National Post

Ottawa’s about-face on stimulus spending

No longer solely pushing debt reduction

- By Gordon Isfeld

• Do as we say now, not as we said then.

The federal government has abruptly, and very publicly, changed its message on global recession fighting.

Instead of insisting other countries put debt reduction ahead of stimulus spending — Ottawa’s post-recession mantra — Finance Minister Joe Oliver has altered course, urging G20 nations — in the particular, those in the eurozone currency group — to open their fiscal taps to help restart the global recovery.

For now, and for many industrial­ized nations, deficit reduction will remain a work in progress.

That was the line G20 finance ministers took during their meeting last week in Cairns, Australia, and which Mr. Oliver heartily endorsed in talks with Canadian reporters.

Gone is the scolding tone of Prime Minister Stephen Harper and his previous finance chief, the late Jim Flaherty, who urged other government­s to pay down their debt before adding to it through huge fiscal measures that could only delay the inevitable pre-recovery pain.

Mr. Oliver, 74, who was named finance minister in March, took a much different tack in Cairns, joining his G20 colleagues in endorsing a “timely, targeted program which is temporary and where a creditable plan to achieve a fiscal balance is set out and pursued when the need for a more stimulativ­e program becomes less important.”

“It’s not an ideologica­l approach. It’s a pragmatic approach.”

In other words, spending now has to be cranked up to fund infrastruc­ture projects, along with other efforts, to create many more jobs for the global economy.

“They’ve changed their tune, for sure,” said Christophe­r Ragan, a professor of economic policy at McGill University in Montreal.

“Here it is, a government that is preaching restraint of its own, but now preaching stimulus elsewhere,” Mr. Ragan said. “I’m not actually opposed to that. I’ve thought for the past five years that Europe needed fiscal stimulus. It’s not that [Mr. Oliver] is saying the wrong thing to Europe, he’s finally saying the right thing to Europe.”
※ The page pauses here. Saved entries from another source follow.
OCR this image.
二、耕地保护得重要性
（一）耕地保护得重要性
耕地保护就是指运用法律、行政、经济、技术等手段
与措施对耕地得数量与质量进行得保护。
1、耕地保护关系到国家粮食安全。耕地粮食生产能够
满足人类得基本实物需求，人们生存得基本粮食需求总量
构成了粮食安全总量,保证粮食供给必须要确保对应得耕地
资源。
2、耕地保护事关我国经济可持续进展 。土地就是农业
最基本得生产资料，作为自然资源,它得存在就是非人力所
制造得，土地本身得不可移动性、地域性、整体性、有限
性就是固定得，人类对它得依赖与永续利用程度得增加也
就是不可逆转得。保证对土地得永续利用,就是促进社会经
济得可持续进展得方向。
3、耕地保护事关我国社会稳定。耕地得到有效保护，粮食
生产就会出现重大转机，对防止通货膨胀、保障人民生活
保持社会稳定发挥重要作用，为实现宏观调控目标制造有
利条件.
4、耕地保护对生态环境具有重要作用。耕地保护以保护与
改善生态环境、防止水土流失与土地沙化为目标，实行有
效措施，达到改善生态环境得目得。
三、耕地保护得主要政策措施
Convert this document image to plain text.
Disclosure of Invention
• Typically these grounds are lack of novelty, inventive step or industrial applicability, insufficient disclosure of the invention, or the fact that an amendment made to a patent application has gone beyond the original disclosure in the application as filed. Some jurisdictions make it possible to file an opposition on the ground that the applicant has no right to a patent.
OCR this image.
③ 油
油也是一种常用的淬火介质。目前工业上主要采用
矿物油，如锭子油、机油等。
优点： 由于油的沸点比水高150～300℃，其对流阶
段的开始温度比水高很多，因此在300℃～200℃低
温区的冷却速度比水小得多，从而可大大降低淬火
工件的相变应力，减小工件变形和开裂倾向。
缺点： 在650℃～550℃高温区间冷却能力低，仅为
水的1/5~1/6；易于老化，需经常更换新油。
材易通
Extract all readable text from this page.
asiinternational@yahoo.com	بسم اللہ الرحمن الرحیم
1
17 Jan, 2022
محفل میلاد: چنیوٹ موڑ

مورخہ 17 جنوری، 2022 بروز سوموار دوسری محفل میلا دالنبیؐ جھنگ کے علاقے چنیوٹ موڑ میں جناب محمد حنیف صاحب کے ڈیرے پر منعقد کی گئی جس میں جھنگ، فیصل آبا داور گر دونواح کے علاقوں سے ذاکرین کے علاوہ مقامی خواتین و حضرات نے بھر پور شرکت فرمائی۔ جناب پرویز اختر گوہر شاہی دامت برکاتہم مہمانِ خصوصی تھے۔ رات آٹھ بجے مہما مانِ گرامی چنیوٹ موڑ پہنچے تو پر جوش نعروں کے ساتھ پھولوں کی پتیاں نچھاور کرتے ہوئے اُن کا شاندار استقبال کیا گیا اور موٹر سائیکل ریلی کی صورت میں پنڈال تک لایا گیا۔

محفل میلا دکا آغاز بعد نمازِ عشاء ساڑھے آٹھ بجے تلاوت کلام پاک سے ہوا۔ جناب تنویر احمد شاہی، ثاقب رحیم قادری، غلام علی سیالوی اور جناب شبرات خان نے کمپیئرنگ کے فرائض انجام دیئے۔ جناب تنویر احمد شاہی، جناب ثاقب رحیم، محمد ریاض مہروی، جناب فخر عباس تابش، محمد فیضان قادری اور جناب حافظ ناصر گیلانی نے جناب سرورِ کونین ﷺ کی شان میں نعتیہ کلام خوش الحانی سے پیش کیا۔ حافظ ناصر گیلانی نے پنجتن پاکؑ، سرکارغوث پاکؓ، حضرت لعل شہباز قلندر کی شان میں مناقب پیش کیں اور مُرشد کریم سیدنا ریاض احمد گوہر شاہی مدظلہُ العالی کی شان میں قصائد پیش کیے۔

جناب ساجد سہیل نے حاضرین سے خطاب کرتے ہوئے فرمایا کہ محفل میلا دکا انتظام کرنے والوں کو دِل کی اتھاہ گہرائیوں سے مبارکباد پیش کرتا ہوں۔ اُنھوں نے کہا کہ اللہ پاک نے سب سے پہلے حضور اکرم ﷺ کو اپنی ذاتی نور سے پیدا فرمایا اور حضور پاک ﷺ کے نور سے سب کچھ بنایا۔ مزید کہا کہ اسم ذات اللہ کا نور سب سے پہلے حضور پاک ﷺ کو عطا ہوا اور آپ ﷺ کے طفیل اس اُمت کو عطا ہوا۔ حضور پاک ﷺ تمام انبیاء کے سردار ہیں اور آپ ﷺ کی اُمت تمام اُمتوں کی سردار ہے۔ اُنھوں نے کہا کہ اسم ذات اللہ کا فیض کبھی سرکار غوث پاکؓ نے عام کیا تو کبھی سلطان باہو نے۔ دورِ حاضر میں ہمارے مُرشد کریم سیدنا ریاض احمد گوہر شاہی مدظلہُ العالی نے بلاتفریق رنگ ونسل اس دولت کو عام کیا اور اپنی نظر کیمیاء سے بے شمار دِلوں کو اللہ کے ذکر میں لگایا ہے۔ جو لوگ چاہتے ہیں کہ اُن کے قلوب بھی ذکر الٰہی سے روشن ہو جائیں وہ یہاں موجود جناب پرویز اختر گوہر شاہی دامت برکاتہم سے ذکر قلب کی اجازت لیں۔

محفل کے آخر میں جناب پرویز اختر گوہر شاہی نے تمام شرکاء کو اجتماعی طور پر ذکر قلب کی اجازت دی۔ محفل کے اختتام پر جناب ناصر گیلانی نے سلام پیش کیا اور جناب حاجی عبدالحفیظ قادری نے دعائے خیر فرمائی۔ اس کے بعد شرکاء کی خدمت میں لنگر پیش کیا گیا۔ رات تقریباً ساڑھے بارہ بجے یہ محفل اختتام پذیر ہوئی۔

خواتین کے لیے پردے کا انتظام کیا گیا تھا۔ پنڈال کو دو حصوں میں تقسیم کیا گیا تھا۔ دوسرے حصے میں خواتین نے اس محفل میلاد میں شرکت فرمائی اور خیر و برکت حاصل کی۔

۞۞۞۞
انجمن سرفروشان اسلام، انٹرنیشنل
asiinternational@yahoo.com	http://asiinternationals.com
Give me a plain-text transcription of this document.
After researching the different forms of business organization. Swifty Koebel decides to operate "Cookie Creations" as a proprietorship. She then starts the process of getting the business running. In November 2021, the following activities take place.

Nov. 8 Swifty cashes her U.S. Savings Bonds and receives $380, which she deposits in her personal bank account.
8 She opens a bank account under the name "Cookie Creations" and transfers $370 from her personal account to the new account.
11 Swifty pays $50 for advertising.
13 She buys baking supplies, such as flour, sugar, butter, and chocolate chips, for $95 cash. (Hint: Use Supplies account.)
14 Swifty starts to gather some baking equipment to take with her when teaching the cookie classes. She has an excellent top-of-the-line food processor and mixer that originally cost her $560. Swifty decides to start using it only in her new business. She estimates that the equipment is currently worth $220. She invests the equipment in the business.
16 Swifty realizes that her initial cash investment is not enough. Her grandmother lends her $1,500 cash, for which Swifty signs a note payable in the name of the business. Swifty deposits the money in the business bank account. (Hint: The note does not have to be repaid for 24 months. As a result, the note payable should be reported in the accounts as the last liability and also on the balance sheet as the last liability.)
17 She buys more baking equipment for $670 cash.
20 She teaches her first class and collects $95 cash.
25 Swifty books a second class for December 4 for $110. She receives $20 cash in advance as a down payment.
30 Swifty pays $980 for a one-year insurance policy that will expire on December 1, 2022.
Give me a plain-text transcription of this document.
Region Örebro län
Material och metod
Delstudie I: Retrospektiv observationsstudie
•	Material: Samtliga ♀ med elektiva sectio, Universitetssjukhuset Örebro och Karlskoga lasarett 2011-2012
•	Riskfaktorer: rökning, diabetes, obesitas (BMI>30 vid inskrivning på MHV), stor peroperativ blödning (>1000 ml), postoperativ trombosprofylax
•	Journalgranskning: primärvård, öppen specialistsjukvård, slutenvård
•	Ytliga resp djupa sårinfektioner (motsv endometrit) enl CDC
Avery Shenfeld, chief economist at CIBC World Markets, said “it does seem that the current Canadian finance minister has a different message for Europe than his predecesso­r — calling for stimulus instead of restraint.”

“We’ve seen similar calls from places like the IMF to lighten up on fiscal policy as part of getting the economy going. And it’s the right advice.”

Douglas Porter, chief economist at BMO Capital Markets, said it is “somewhat striking how the stance has changed over the years.”

“I can vividly remember a few years ago that Canada was taking the position of basically admonishin­g the rest of the world to get their fiscal house in order. And that was almost seen as the No. 1 issue to get government finances back in pre-recession shape. I always thought that was a debatable point to be making,” Mr. Porter said.

Mr. Flaherty “used to lecture the Europeans to get control of the situation.”

“Effectivel­y [Ottawa] went from a balanced budget to a $50-billion deficit within about six months,” Mr. Porter said.

He said that Mr. Flaherty used to talk about “getting control of the sovereign debt crisis. But it wasn’t obvious how they could have achieved that. If there was an easy answer they would have found it.

“At the height of the debt crisis in Europe, I can see how reasonable people would think we basically have to control the government finances, first and foremost,” Mr. Porter said.

“But given the plunge in interest rates around the world, most notably in Europe, in the last two years, I think the concern now is the extremely sluggish nature of growth almost everywhere.”

True, Canada was quick out the gate after the 2008-09 downturn. During that period, we recovered all the jobs lost during the recession, as the government is fond of reminding us. But employment growth has since weakened, in tandem with now-sluggish gains in the economy.

And while the United States is beginning to book some healthy quarterly numbers, the 18-nation eurozone — part of the overall 28-member European Union — is once again struggling. Italy, with an economy larger than that of Canada, is in its third recession. Even Germany contracted in the most recent quarter, while Greece continues to be crippled by debt after six years of negative economic growth.

“Back when we hosted the G20 in Toronto in 2010, Flaherty and Harper were standing up saying, ‘OK, it’s time to get back on a path toward balance,’ ” said Mr. Ragan.

“The truth is, based on informatio­n available at that time, that wasn’t a bad line. Since then, experience has shown that getting back on a path to balance was too soon.”

Mr. Porter said Europe is still going to grow almost 1% this year after two years of recession — “and that’s about what we thought would be the case at the start of the year.”

“But the bottom line is we can’t expect any miracles out of Europe.”

Pedro Antunes, deputy chief economist at the Conference Board of Canada, said there is always a risk of the eurozone losing a smaller member, such as Greece.

“I think there would be some hiccups and certainly some nervousnes­s in the financial markets,” he said.

“We’re holding on to the hope that the U.S. consumer comes back in 2014 and 2015. We’ve seen solid evidence of that, “he added.

“That would help to drive and strengthen the global economy, and help Europe get out of this recession — at least see some positive growth.”